Each POST merges with existing configuration — it does not overwrite other providers. Setting OpenAI, then Anthropic, then Bedrock results in all three being configured.
Get Credential Status
GET /api/v1/provider-credentials
Authorization: Bearer aira_live_xxxxxReturns the current credential status for your organization — which providers are configured and their type, without revealing any secrets.
Response (200 OK)
{
"providers": [
{
"slug": "openai",
"type": "api_key",
"configured": true
},
{
"slug": "bedrock",
"type": "aws",
"configured": true,
"region": "us-east-1"
},
{
"slug": "azure",
"type": "azure",
"configured": true,
"endpoint": "https://your-resource.openai.azure.com"
},
{
"slug": "vertex",
"type": "vertex",
"configured": true,
"region": "us-central1"
}
],
"request_id": "req_..."
}Response Fields (ProviderStatusItem)
| Field | Type | Description |
|---|---|---|
slug | string | Provider identifier (openai, anthropic, google, bedrock, azure, vertex) |
type | string | Credential type (api_key, aws, azure, vertex) |
configured | boolean | Whether credentials are set for this provider |
region | string|null | Region (for bedrock and vertex) |
endpoint | string|null | Endpoint URL (for azure) |
Delete Credentials
DELETE /api/v1/provider-credentials?provider=xxx
Authorization: Bearer aira_live_xxxxxRemoves credentials for the specified provider.
Example
curl -X DELETE "https://api.airaproof.com/api/v1/provider-credentials?provider=openai" \
-H "Authorization: Bearer aira_live_xxxxx"Response (200 OK)
{
"message": "Credentials removed for openai",
"request_id": "req_..."
}How It Works
- Credentials are organization-level, not per-API-key — all API keys in your org share the same provider credentials
- Each
POSTmerges new providers with existing config — other providers are preserved - When running cases, Aira checks org credentials first, then falls back to platform-managed keys (cloud mode only)
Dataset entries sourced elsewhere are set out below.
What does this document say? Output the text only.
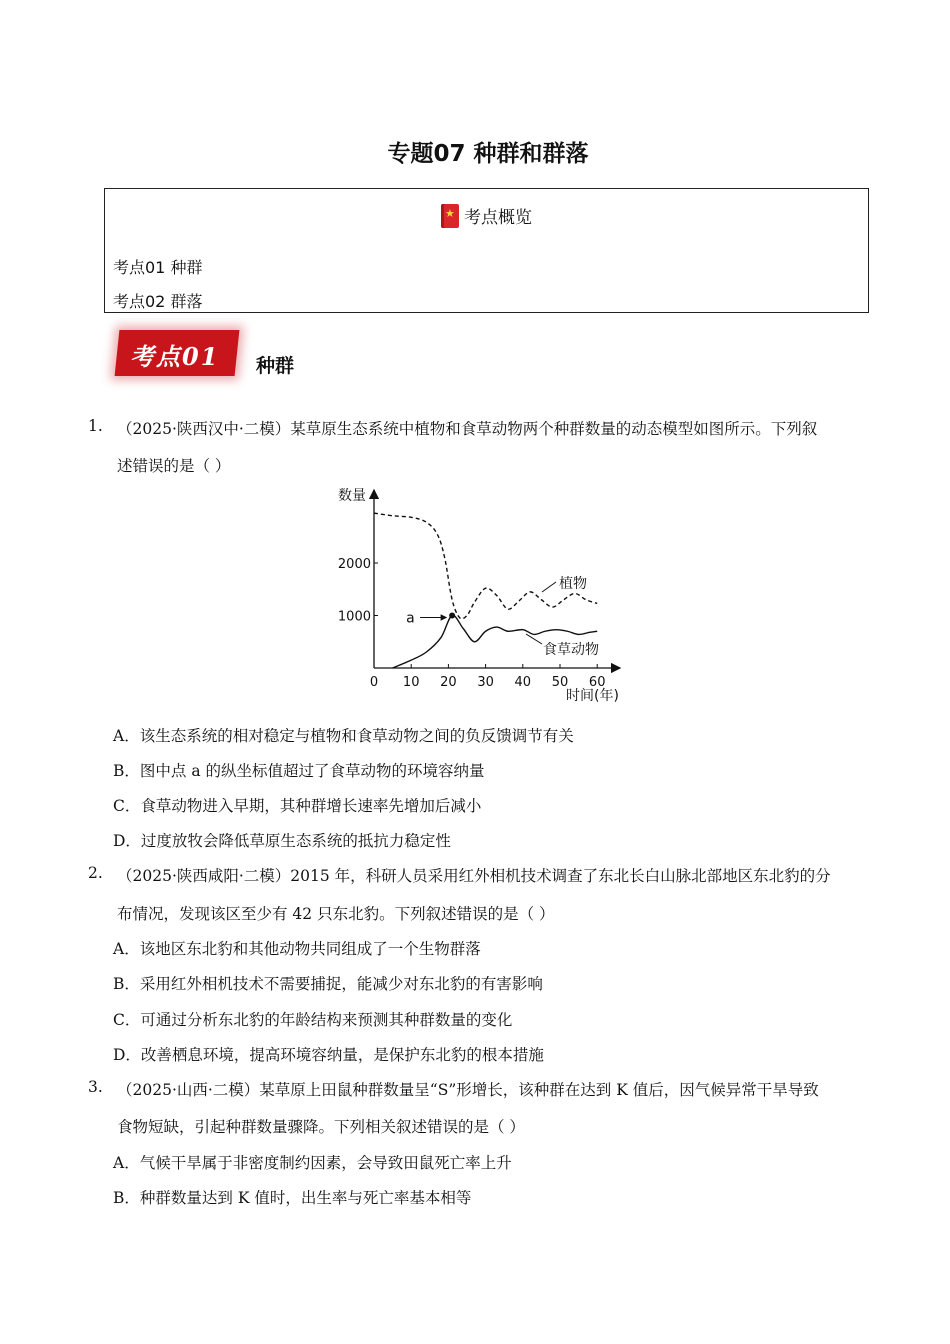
专题07 种群和群落
★考点概览
考点01 种群
考点02 群落
考点01 种群
1. （2025·陕西汉中·二模）某草原生态系统中植物和食草动物两个种群数量的动态模型如图所示。下列叙
述错误的是（ ）
数量
时间(年)
0 10 20 30 40 50 60
1000
2000
植物
食草动物
a
A．该生态系统的相对稳定与植物和食草动物之间的负反馈调节有关
B．图中点 a 的纵坐标值超过了食草动物的环境容纳量
C．食草动物进入早期，其种群增长速率先增加后减小
D．过度放牧会降低草原生态系统的抵抗力稳定性
2. （2025·陕西咸阳·二模）2015 年，科研人员采用红外相机技术调查了东北长白山脉北部地区东北豹的分
布情况，发现该区至少有 42 只东北豹。下列叙述错误的是（ ）
A．该地区东北豹和其他动物共同组成了一个生物群落
B．采用红外相机技术不需要捕捉，能减少对东北豹的有害影响
C．可通过分析东北豹的年龄结构来预测其种群数量的变化
D．改善栖息环境，提高环境容纳量，是保护东北豹的根本措施
3. （2025·山西·二模）某草原上田鼠种群数量呈“S”形增长，该种群在达到 K 值后，因气候异常干旱导致
食物短缺，引起种群数量骤降。下列相关叙述错误的是（ ）
A．气候干旱属于非密度制约因素，会导致田鼠死亡率上升
B．种群数量达到 K 值时，出生率与死亡率基本相等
- Credentials are encrypted at rest and never returned in responses
- This is transparent to the case API — request and response shapes are identical regardless of credential source
Self-Hosted Deployments
In self-hosted mode (DEPLOYMENT_MODE=selfhosted), provider credentials must be configured for all providers you want to use — there are no platform-managed keys. The dashboard reflects this by showing "Not configured" instead of "Managed by Aira" for unconfigured providers.